2010年度 世田谷市民大学 連続講義


「アジアの家族」

第2回 梶原先生 4月21日 8/8
家族の肖像
アメリカの複合家族のように、これまでのいろいろな結婚の経過を背景にした新しい家族が作られるということを考えてきますと、同じことになりますが、家族というのが当たり前のものとして、自然に存在するものとして考えるということは、家族がインビーイングな状態、そのままにあるという状態をわれわれは想定していたのですが、少しアメリカ流なのかもしれないけれど、これからわれわれ家族ということをあらためて考えるとか、新しい家族像を模索するということは、家族を作っていくというか、インメイキングで家族に対応していくというのでしょうか、そういうことがより必要になってきたのではないかと。

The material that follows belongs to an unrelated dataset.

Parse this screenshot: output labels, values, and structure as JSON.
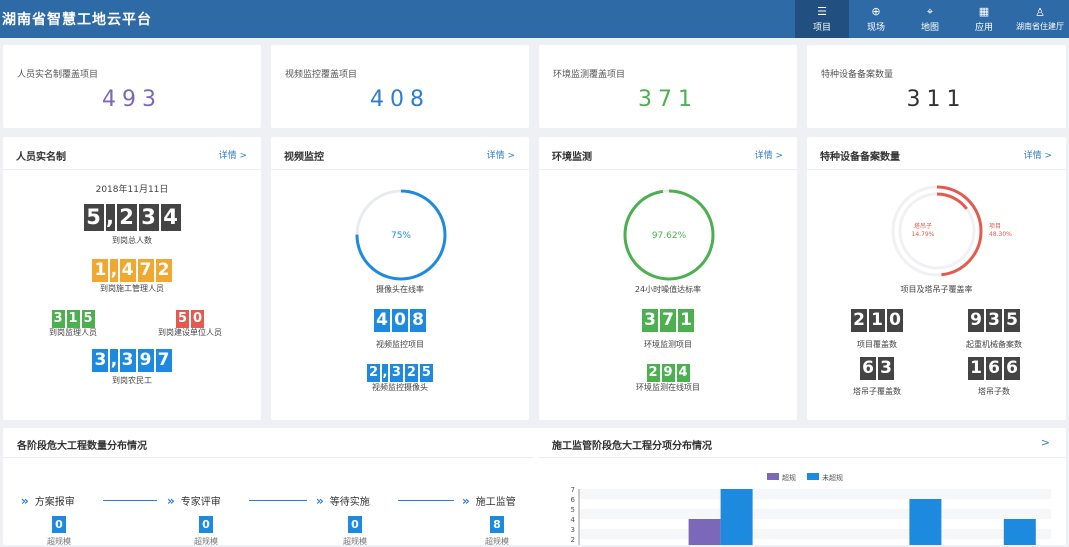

これは、果たしてうれしいことなのか、どうか、よく分かりません。つまり、何も考えないというのも決して楽なことではないのかもしれませんが、われわれが社会の中でなにか空気のように生きていけるのだったら、そのほうが楽かもしれないですね。つまりインビーイングな状態でいつまでもいたいという気持ちはあるのですが、そうは行かなくなってきて、つまり非常に単純なことを、家族以外のことでもそうですが、現代社会というのは、何かこちらに迫ってくるようなつらさがあります。日本社会はそれほど緊張が高くないと思いますし、のほほんとしても生きているという意味では非常によくできた社会ですが、そろそろ考えなきゃいけない、社会を作らなきゃいけないという厄介な社会になりつつあるというか、そういう社会に変わってきたのではなかろうかという気がしております。あくまでも一つの例かもしれませんが、あらためて家族を考えると、こういうことまでいちいち慎重にとらえ直す、考え直さなきゃいけないのかと。そういう社会が来ているんだなという気がいたします。
とは言っても、垣間見るだけですが、中国社会で生きていく難しさを考えますと、あるいはフィリピン社会で一人前にやっていくというのは、油断も隙もならないですね。フィリピン人がすばしっこいという、そういう意味ではなくて。社会で、先ほど申し上げましたように、何一つ定かな、確かなものがない。あるいは、相対的に、日本社会と比べると、確かなものが少ない。そうなりますと、人間関係も含めて、あらゆるバランスのとれた注意をはらっていないと、立派な人間にはなれないという、試練を与えられるような社会のような気がしているのです。フィリピン社会、中国社会はもっと政治的な意味でいろんな注意を払ってないと、倒されたり、失脚したりということがある。つまり、社会の中である程度活躍する人間にとっては、はたで見ていますと、そういうことに非常に注意が必要な社会。それに比べると、のほほんとしていられる、この日本社会は楽でいいのですが、そういう社会においても、やや大変な問題が迫りつつあるのではないかと、そういうふうに思いまして、結論にもなりませんが、2回にわたって、家族の肖像イントロダクション、概説のようなことをさせていただきました。今後のさまざまなお話で、さらにいろいろインスピレーションをお持ちになれるかと思いますので、このシリーズ、残りの回もよろしくお願いいたします。どうも、大変失礼いたしました。